«Chirurgia e identità» secondo Ethan Coen
Festa del cinema di Roma Incontro con il regista americano che parla del suo lavoro insieme al fratello Joel: « Non conta quanto sia orribile ciò che accade nei film: in realtà può sempre far ridere»
Festa del cinema di Roma Incontro con il regista americano che parla del suo lavoro insieme al fratello Joel: « Non conta quanto sia orribile ciò che accade nei film: in realtà può sempre far ridere»
Invitato alla Festa del cinema di Roma per parlare di scrittura per il cinema, Ethan Coen ha accettato – spiega Antonio Monda – a un patto: poter parlare d’altro. E al pubblico dell’Auditorium si presenta così con una selezione di sequenze provenienti non dai film realizzati con il fratello Joel ma da altri: da Steve lo sfregiato (1948) di Steve Sekely a Operazione diabolica (1966) di John Frankenheimer. Nello specifico sono scene di chirurgia: «Le trovo un meraviglioso espediente narrativo – spiega Coen – specialmente negli anni 50 e 60 quando erano il motore di trame assurde, in cui si cambiava identità» e ci si risvegliava dall’anestesia con il volto di Rock Hudson o Humphrey Bogart. Ma è evidente che la chirurgia è un espediente anche per lui, un modo per non dover discutere del suo cinema: sempre restii a parlare in pubblico, i fratelli Coen sono infatti noti per le loro mezze risposte, spesso ironiche, a ogni genere di domanda. Alla Festa di Roma da solo – come il fratello Joel (che però era accompagnato dalla moglie Frances McDormand) nel 2015 – Ethan è da sempre accreditato come lo sceneggiatore del duo, anche se in realtà lavora con Joel a ogni fase del film, dalla scrittura al montaggio, sin dal debutto dei Coen 35 anni fa con Blood Simple (1984), l’unico film il cui director’s cut è più breve della versione uscita nelle sale: «Riguardandolo con Joel abbiamo pensato che gli servisse una sforbiciata», spiega laconico.

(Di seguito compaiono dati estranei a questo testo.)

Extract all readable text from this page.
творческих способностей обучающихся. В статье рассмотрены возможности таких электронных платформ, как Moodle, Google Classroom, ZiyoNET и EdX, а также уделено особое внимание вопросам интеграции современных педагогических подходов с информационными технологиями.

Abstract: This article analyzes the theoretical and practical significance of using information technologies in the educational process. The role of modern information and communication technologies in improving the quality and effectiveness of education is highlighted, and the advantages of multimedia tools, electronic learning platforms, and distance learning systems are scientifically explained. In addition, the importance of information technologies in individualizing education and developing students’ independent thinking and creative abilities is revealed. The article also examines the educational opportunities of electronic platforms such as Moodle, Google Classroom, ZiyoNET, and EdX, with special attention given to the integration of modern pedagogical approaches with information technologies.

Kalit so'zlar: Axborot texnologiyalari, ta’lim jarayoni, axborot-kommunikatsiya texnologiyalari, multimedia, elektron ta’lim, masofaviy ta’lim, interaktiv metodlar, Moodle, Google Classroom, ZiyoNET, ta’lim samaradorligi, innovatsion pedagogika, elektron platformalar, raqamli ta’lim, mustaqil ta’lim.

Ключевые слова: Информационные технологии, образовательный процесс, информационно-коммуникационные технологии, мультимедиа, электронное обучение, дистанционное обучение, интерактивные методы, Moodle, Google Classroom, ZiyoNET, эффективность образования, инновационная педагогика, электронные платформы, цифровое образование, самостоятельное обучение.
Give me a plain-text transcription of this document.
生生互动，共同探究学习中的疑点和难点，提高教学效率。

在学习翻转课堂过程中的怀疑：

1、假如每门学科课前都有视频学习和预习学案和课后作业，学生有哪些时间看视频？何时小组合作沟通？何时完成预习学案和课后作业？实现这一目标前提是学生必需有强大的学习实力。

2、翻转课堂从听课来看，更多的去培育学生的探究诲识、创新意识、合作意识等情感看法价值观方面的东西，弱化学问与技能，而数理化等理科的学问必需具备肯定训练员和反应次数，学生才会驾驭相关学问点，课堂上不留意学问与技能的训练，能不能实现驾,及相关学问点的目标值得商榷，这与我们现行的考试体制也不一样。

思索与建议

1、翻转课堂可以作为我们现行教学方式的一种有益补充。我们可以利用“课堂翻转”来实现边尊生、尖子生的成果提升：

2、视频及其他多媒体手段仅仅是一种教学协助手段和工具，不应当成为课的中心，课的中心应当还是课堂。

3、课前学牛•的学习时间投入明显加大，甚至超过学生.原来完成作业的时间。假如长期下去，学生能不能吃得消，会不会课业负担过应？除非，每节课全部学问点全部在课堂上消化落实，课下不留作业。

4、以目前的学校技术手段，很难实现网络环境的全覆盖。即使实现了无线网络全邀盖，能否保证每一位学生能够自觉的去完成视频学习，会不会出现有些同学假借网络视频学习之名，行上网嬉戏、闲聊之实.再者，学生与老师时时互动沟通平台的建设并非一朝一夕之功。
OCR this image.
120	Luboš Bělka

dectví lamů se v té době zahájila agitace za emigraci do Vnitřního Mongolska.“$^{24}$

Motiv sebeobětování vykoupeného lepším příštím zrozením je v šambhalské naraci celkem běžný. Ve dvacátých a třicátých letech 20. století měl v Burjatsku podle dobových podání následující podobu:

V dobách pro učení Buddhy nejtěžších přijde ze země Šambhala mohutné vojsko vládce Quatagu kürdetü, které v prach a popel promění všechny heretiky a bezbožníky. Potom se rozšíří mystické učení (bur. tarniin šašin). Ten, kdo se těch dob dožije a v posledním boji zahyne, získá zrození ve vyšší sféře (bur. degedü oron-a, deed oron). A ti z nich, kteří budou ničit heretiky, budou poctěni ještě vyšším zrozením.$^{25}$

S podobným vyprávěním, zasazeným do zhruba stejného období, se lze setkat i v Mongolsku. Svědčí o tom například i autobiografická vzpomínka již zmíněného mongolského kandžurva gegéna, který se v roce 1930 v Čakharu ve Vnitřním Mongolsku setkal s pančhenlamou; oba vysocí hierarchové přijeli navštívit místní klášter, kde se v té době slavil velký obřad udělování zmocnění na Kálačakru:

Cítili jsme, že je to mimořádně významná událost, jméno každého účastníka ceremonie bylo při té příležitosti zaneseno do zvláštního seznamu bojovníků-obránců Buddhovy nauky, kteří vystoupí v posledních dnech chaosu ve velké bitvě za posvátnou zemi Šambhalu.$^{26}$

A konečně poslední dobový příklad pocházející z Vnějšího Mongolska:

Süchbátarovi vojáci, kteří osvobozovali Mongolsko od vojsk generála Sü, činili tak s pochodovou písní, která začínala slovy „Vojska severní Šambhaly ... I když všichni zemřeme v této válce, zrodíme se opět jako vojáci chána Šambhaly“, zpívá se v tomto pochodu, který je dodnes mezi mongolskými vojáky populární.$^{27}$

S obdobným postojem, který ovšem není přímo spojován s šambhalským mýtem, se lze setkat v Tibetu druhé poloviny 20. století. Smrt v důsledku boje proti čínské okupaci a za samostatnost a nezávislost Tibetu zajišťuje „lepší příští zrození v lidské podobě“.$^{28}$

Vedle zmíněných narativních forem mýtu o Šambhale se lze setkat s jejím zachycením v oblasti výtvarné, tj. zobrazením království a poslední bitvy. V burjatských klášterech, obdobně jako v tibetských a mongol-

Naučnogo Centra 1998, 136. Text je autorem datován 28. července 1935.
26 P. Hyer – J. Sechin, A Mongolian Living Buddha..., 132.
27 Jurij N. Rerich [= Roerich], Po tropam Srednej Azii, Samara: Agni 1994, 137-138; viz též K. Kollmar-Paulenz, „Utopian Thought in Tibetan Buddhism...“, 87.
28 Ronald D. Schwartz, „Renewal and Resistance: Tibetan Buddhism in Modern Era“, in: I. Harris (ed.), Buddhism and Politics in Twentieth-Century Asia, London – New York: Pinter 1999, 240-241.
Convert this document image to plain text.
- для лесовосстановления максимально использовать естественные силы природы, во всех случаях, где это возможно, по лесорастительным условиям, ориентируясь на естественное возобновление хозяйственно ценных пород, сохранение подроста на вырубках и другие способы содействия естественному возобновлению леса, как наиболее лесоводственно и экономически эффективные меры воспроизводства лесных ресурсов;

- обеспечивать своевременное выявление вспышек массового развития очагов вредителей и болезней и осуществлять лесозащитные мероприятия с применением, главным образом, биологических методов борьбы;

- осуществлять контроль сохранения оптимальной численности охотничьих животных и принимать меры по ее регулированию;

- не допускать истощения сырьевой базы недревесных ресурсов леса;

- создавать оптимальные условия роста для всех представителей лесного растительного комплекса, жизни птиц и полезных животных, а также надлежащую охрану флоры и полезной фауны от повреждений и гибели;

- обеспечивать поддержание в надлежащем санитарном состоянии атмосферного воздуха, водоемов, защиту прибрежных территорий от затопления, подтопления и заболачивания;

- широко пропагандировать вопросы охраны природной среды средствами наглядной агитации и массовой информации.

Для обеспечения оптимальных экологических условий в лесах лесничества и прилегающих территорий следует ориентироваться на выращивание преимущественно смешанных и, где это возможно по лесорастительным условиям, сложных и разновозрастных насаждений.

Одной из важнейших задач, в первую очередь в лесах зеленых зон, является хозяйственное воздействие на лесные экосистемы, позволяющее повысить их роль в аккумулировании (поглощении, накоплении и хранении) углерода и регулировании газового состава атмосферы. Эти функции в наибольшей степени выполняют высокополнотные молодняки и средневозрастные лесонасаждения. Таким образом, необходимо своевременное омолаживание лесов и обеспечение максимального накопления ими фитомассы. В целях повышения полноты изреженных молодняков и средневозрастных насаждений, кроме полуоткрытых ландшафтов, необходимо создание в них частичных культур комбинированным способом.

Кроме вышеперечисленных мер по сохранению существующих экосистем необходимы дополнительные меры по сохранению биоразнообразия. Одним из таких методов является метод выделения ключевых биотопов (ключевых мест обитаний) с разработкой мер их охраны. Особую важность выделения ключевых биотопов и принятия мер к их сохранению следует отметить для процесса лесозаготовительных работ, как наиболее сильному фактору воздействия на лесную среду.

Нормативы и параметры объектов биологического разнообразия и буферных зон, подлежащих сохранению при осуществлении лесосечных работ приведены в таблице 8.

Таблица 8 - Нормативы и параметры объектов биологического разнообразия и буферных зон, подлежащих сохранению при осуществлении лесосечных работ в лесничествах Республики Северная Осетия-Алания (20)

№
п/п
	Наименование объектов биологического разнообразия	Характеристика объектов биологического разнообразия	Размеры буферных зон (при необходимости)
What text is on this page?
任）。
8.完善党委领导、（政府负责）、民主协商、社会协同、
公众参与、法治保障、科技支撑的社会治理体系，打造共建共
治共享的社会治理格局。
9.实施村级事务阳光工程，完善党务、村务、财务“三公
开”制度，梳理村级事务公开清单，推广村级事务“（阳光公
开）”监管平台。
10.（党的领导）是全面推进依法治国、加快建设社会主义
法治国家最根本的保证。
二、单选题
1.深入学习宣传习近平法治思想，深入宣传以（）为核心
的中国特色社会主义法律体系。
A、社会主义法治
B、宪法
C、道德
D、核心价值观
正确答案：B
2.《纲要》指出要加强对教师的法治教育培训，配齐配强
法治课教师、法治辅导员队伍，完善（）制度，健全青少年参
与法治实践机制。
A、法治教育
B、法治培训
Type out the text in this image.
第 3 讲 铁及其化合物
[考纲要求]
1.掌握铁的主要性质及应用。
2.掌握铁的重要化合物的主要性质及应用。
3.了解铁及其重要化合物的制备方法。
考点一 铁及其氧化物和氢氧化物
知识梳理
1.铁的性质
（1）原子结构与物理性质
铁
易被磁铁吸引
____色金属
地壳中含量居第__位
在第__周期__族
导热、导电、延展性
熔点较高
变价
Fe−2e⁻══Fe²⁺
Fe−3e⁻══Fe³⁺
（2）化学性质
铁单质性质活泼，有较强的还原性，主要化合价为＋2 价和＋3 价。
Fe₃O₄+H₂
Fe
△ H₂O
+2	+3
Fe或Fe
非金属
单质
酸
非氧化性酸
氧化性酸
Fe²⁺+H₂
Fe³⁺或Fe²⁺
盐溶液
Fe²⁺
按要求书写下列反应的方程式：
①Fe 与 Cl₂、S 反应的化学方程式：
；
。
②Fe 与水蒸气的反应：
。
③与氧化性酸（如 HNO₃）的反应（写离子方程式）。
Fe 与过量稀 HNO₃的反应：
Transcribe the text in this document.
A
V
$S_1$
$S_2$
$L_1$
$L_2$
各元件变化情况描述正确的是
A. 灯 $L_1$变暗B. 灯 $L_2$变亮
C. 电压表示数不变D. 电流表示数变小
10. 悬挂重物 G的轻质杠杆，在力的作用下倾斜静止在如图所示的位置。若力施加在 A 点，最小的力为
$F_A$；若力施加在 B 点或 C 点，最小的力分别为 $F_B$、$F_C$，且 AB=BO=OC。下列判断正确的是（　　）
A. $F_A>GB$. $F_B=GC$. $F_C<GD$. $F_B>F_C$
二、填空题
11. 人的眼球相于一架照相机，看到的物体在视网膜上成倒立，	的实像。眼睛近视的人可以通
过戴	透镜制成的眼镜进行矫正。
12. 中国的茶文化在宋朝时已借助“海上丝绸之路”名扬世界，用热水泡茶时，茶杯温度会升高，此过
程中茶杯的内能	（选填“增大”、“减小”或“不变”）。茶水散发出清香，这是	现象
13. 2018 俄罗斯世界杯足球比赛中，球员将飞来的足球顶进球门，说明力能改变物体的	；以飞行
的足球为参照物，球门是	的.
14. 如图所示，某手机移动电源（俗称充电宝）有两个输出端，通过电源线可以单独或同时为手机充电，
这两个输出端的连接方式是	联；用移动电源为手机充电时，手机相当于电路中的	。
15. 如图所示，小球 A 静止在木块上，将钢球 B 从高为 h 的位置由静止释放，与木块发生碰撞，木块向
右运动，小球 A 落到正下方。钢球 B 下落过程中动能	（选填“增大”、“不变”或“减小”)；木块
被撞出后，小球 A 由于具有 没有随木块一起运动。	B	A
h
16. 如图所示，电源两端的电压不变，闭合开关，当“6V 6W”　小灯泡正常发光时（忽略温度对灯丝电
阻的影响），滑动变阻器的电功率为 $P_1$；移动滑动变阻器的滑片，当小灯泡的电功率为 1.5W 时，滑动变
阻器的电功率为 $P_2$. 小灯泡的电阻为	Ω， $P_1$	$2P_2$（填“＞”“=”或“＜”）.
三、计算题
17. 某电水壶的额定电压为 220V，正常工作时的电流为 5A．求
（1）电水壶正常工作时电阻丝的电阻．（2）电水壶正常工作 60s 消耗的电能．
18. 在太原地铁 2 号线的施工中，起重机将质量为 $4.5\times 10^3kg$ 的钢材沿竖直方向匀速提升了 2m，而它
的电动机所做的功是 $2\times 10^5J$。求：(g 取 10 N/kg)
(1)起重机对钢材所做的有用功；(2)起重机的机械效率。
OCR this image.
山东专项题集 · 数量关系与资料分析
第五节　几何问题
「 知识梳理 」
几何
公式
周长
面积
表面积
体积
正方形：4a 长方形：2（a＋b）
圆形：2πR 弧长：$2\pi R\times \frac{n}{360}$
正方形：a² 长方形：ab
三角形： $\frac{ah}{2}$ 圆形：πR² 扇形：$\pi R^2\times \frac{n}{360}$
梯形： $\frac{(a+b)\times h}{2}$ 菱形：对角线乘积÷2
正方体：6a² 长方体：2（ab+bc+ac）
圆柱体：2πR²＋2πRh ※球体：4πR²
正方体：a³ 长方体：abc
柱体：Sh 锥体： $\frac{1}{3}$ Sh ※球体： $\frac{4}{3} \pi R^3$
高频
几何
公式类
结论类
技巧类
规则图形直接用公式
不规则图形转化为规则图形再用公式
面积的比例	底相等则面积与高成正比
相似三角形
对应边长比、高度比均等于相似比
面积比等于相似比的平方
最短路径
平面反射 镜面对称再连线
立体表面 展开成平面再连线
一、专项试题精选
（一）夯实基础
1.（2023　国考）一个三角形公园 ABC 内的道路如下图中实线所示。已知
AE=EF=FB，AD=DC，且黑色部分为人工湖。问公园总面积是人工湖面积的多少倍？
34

AI NOIR anni 50 e 60 da cui sono tratte alcune delle sequenze da lui selezionate rende invece omaggio il film firmato dai Coen nel 2001, L’uomo che non c’era: «La storia di un uomo (il barbiere Ed Crane interpretato da Billy Bob Thornton, ndr) che si sente completamente fuori luogo nel mondo che lo circonda», dice Coen. «Lo abbiamo girato in bianco e nero perché consente di far sentire altrove chi guarda: ti trasporta all’improvviso in un altro mondo». Come sempre accade nei loro lavori, L’uomo che non c’era è una tragedia e al contempo una commedia: «Noi non pensiamo mai in questi termini, una situazione può prendere una direzione o l’altra a seconda di dove ti porta la scrittura. E non conta quanto sia orribile ciò che accade: può sempre far ridere».
AL PUBBLICO Ethan Coen mostra anche una sequenza dell’horror The Audition (1999) di Takashi Miike, in cui una ragazza tortura un uomo di mezza età: «Un vedovo che organizza finti provini di film inesistenti per poter trovare una nuova moglie: questa è una scena molto metoo», scherza. Interpellato su Hollywood, dice che per lui «non è una parolaccia», ma che «è un peccato che i film di supereroi Marvel (paragonati pochi giorni fa da Scorsese a un luna park, ndr) siano apparentemente l’unica cosa che Hollywood produce in questo momento».
IL VELO di distacco con cui Ethan Coen risponde cade solo brevemente, parlando ancora dell’Uomo che non c’era, il film che cita quando gli viene chiesto qual è quello che ama di più della sua carriera: «Sono stato molto contento di riuscire a girarlo, perché è profondamente legato alla mia infanzia. Ci ha dato l’opportunità di ricreare un mondo che non esiste più».